Scenes in which Colin and Tasya’s consciences merge are handled with trippy aplomb, mesmerising yet disorienting, and always carrying an erotic charge that becomes more sinister as time goes on. Possessor is an incredibly explicit film, both in its violence and sexual content, with moments so freaky towards the climax that they make an early scene of impromptu brain surgery seem positively tame.

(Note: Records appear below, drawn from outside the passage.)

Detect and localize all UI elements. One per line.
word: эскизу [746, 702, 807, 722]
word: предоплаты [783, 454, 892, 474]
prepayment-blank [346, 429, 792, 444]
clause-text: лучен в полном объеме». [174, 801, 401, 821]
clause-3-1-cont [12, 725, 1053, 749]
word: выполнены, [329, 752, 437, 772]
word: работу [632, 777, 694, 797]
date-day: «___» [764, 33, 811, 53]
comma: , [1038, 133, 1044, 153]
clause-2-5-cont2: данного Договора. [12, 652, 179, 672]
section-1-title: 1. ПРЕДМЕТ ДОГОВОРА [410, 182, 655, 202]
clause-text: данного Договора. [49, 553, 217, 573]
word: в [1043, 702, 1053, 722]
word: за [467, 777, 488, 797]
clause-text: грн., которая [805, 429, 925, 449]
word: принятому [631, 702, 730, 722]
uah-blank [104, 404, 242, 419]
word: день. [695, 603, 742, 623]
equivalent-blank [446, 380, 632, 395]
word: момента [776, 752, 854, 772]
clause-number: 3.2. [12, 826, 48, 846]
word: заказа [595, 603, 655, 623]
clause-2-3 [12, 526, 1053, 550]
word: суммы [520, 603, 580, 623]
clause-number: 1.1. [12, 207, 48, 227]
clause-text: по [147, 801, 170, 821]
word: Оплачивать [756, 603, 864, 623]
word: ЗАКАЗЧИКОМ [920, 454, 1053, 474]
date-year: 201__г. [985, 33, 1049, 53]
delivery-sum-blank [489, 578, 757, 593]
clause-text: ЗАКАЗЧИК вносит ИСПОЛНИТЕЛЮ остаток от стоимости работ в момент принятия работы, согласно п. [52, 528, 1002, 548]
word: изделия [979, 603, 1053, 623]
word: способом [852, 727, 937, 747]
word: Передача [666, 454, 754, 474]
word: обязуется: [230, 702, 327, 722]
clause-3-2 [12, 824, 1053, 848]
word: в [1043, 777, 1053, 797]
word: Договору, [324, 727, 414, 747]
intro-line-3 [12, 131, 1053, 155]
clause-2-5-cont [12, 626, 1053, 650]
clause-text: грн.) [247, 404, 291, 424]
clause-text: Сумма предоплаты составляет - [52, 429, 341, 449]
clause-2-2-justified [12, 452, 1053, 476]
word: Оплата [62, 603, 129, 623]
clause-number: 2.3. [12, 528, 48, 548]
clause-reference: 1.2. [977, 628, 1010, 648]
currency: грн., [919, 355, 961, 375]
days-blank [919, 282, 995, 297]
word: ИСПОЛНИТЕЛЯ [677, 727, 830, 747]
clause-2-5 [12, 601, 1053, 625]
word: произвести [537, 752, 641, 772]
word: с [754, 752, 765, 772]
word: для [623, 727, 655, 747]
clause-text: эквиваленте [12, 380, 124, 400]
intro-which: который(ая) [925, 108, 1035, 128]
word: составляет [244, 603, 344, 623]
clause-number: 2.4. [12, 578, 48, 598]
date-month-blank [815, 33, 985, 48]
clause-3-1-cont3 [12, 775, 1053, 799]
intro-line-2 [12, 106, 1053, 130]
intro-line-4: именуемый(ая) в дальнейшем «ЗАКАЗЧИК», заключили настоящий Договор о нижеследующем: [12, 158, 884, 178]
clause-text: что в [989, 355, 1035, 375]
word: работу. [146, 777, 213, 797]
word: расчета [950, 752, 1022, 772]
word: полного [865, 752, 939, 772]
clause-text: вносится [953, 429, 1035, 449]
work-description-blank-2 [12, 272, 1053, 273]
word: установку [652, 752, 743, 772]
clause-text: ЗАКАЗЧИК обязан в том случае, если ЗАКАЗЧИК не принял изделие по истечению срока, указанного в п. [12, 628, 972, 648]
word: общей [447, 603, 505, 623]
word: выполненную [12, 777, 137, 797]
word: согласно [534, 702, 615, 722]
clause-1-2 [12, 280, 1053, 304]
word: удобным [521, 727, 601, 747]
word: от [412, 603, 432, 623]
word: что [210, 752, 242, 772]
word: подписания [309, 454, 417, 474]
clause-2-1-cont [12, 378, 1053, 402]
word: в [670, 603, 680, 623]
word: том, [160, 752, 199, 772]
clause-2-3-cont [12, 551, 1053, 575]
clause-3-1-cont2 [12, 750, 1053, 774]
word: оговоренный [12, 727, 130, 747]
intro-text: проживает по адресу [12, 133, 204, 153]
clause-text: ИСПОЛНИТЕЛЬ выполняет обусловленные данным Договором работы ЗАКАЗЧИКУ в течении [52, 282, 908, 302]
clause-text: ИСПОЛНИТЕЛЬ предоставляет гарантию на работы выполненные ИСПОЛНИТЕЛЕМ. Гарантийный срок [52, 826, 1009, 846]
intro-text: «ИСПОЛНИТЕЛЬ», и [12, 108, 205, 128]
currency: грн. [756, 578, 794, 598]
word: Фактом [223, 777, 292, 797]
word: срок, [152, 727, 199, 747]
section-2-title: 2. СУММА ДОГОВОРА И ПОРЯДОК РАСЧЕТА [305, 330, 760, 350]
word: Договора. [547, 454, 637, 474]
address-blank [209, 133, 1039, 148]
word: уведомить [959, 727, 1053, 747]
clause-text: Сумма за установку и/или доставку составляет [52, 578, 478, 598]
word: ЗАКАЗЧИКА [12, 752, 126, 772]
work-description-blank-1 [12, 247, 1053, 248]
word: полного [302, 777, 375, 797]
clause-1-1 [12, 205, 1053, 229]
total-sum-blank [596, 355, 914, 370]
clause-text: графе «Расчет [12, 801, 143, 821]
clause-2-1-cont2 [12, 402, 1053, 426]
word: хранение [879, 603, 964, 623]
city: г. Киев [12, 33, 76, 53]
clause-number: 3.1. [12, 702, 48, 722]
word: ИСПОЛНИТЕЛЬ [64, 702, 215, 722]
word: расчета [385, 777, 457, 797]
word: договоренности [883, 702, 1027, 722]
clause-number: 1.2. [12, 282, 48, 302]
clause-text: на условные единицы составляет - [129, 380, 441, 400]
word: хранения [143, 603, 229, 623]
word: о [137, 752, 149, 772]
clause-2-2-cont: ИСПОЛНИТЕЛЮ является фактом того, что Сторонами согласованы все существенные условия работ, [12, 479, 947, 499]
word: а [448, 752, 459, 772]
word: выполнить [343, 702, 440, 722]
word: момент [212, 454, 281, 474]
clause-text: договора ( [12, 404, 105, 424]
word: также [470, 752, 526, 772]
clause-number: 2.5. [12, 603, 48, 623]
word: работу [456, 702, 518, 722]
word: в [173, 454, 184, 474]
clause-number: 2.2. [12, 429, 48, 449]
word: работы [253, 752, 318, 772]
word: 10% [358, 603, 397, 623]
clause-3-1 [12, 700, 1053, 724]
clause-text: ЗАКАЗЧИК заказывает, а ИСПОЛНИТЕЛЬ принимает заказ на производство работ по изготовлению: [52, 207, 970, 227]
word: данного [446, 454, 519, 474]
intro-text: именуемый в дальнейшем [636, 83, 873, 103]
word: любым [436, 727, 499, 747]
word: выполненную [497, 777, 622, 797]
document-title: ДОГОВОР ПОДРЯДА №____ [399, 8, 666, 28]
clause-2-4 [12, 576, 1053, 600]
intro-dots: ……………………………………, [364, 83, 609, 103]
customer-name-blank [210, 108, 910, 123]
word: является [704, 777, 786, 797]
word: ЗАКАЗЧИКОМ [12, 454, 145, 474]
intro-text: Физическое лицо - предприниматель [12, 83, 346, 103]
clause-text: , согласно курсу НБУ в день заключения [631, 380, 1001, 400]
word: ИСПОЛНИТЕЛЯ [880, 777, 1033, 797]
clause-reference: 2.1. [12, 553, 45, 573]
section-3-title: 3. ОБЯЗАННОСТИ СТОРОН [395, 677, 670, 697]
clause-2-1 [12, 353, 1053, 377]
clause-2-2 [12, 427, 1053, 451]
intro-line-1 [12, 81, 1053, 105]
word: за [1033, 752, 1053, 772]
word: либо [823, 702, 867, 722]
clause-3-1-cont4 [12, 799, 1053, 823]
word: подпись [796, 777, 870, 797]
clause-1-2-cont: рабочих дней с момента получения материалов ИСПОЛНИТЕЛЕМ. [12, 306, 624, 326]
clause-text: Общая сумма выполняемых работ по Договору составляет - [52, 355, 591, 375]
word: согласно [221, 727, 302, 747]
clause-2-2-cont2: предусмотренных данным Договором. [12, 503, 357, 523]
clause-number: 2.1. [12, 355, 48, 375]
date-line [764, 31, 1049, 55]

These scenes all serve a purpose, driving home the dual identity crises of Tasya and Colin, but even if they didn’t, their brutality and macabre sense of humour make them easily worth the price of admission.
Even when things are peaceful, Cronenberg keeps you off-balance with a perpetually misty city-scape and queasy, almost organic-looking retro-futurist tech designs – the mind-melding kit in particular would make HR Giger proud. The puppeteering premise remains existentially terrifying throughout, neatly matched by Colin’s perverted day job of spying through people’s webcams to gather data for Parse’s firm. Much of Possessor is simply about the act of observing, taken to the extreme limit of voyeurism. If you have the stomach for it, you won’t be able to avert your eyes for even a second.